Some events that cause delay aren’t considered in delay damage calculations, either. Most contracts give special treatment to delays that are caused by Acts of God or bad weather. In the event one of these occurs, the contractor is usually given an extension of time to complete the project. By extending the deadline, these events technically don’t cause a delay in construction.
Why are “No Delay Damage” Clauses Controversial?
Without a “no damages for delay” clause, all project participants would share the same incentive to get the project completed on time. Critics of the clause argue that it prevents wronged parties from suing for breach of contract when a project participant has caused the delay – and thus, their harm. Contractors point to capricious or fraudulent owners who are allowed to escape responsibility for their own bad acts.
Various states have responded to “no damages for delay” clauses in different ways. For example:
Washington’s legislature has passed a law stating that a clause in a construction contract purporting to waive a contractor’s claim for delay damages caused by the owner is “void and unenforceable.” This is true for both public and private contracts, making Washington the frontrunner of all 50 states in barring “no damages for delay” clauses in construction contracts.
California, Colorado, Massachusetts, Oregon
Each of these states has passed laws invalidating “no damages for delay” clauses in public contracts. Private contracts have been left to judicial decision, with courts deciding whether not to analogize to the passed legislation in dealing with “no damages for delay” clauses in contracts between private parties.
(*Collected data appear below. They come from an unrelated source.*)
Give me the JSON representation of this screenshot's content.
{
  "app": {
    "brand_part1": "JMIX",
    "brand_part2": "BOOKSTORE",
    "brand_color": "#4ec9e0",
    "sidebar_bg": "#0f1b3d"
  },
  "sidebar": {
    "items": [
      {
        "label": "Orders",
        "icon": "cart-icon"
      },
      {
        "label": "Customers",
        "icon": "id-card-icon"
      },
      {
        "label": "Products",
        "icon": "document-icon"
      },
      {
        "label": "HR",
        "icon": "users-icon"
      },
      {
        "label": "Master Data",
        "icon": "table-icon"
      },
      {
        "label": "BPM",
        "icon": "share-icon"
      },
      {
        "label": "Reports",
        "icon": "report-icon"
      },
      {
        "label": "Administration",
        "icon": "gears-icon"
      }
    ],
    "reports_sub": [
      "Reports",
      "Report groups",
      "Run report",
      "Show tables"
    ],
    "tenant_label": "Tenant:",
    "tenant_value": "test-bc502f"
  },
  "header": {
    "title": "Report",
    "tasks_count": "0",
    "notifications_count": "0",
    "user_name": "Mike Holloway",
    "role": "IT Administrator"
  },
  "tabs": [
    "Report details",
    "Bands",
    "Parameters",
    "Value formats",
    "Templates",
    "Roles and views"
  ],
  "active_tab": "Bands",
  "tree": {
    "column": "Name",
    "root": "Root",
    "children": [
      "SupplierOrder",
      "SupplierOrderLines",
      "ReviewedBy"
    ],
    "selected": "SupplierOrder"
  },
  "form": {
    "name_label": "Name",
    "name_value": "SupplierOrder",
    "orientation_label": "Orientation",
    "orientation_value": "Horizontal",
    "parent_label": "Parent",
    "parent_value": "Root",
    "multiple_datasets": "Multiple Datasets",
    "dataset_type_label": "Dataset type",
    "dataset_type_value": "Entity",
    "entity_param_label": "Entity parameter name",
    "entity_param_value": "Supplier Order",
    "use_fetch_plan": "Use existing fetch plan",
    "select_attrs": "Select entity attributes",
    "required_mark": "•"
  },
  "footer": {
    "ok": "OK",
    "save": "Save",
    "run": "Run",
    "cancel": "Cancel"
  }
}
Louisiana has not passed legislation that specifically deals with “no damages for delay” clauses in construction contracts, although its Public Works Act does prohibit these clauses in contracts governed by the Act.
Moreover, Louisiana courts continue to uphold these clauses, unless the delay occurred because of something that no party had anticipated, or the delay was caused by a party’s actual bad faith or active interference.
Finally, Louisiana Civil Code article 2769 provides that if a contractor or subcontractor fails to do the work he has contracted to do, or if he does not execute it in the manner or within the time he has agreed to do it, he will be liable in damages for the losses that result.
Should you use a “No Damages for Delay” clause in your contract?
Obviously, the first step in answering this question would be to determine what state law applies to your agreement. As shown above, Washington and Louisiana view “no damages for delay” clauses differently at this point in time.
However, even if state law will respect the contractual clause, perhaps
the more practical determination is how best to prevent its ever being needed. Enforcement of a “no damages for delay” clause can be protracted and extended litigation, and become an exorbitantly high expense in both time and money.
Finding other practical and legal avenues to deal with delay may be the better option.